CONSTITUTIONNEL (DROIT) : Le Parlement a décidé qu'il était inutile et inefficace d'enregistrer les armes d'épaule; il s'agit là d'une décision qui relève de la sphère politique et que le juge de première instance devait respecter.






Parties : Canada (Procureur général) c. Québec (Procureur général)
Juridiction : Cour d'appel (C.A.), Montréal, 500-09-023030-125
Décision de : Juges Nicole Duval Hesler (juge en chef), Jacques Chamberland, Nicholas Kasirer, Marie St-Pierre et Jacques J. Levesque
Date: 2013-06-27

Références : AZ-50965380 et 2013 QCCA 1138, Retenu pour publication au J.E. et au R.J.Q. (18 pages)


Résumé
CONSTITUTIONNEL (DROIT) — partage des compétences — droit criminel — armes à feu — registre des armes à feu — destruction — validité constitutionnelle — interprétation de l'article 29 de la Loi sur l'abolition du registre des armes d'épaule — effet déguisé d'une loi — fédéralisme coopératif — contrôle d'opportunité — décision politique — remède inapproprié.

INTERPRÉTATION DES LOIS — fédéralisme coopératif — article 29 de la Loi sur l'abolition du registre des armes d'épaule — portée — principe d'interprétation. 

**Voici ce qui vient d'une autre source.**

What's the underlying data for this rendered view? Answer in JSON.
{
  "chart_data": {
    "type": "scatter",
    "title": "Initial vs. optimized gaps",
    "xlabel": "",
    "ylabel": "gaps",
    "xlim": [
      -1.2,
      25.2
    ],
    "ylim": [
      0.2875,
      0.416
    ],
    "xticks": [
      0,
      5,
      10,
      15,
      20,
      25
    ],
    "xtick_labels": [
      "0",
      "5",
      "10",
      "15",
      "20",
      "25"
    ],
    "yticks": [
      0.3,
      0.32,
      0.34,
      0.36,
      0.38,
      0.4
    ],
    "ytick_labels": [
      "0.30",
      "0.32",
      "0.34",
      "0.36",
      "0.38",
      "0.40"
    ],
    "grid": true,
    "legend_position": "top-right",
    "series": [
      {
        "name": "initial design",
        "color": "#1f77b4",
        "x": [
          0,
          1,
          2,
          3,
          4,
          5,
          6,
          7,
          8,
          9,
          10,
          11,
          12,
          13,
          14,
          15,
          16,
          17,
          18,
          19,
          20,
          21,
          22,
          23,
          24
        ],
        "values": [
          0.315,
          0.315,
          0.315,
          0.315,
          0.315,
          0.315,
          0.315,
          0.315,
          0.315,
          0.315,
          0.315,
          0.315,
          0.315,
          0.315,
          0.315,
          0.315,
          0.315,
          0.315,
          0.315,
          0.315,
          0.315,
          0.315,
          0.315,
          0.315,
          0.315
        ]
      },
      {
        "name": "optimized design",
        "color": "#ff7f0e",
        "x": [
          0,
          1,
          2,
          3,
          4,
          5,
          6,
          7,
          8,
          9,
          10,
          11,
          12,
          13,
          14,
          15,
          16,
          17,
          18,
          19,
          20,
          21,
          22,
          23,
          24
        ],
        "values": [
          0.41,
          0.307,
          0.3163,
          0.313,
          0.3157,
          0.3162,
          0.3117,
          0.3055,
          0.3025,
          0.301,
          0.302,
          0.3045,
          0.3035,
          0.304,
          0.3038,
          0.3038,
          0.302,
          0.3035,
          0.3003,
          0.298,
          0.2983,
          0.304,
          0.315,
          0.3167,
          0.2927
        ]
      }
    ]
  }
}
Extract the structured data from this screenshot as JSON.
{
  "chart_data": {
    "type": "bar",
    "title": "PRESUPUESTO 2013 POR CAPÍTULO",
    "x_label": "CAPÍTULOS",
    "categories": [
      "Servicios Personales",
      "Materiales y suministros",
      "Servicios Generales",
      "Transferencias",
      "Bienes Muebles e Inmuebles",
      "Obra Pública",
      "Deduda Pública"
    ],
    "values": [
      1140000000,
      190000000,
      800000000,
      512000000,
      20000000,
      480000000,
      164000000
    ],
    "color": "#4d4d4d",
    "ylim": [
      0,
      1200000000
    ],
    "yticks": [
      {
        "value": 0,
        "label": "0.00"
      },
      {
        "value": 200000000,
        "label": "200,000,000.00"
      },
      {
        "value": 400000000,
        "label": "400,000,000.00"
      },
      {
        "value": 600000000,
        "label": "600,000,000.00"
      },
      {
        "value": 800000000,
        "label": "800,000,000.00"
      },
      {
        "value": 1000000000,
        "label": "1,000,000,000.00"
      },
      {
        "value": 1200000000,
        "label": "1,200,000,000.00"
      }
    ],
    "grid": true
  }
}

Appel d'un jugement de la Cour supérieure ayant déclaré inopérant l'article 29 de la Loi sur l'abolition du registre des armes d'épaule. Accueilli.

En 1995, le Parlement a adopté la Loi sur les armes à feu dans le but d'instaurer un régime pancanadien d'enregistrement des armes à feu. Deux types de registres ont été créés aux termes de cette loi. Le premier est celui tenu par le Directeur de l'enregistrement, soit un registre contenant tous les certificats d'enregistrement des armes à feu délivrés pour le Canada (RCAF). Le second est celui tenu par le Contrôleur des armes à feu, soit un registre des permis délivrés dans une province donnée. S'il existe 10 contrôleurs, soit 1 par province, ayant chacun son propre registre, il n'existe qu'un seul Directeur de l'enregistrement. D'autre part, les différents intervenants accèdent aux registres des contrôleurs et à celui du Directeur par l'entremise du Système canadien d'information relativement aux armes à feu, lequel n'est pas un registre en soi, mais simplement un système d'accès. En 2012, la Loi sur l'abolition du registre des armes d'épaule est entrée en vigueur, abrogeant l'obligation d'obtenir un certificat d'enregistrement à l'égard de la catégorie des «armes sans restriction», soit les armes d'épaule utilisées notamment pour la chasse. En outre, l'article 29 de cette loi prévoit la destruction immédiate de toutes les données relatives à l'enregistrement des armes d'épaule obtenues sous le régime de la Loi sur les armes à feu.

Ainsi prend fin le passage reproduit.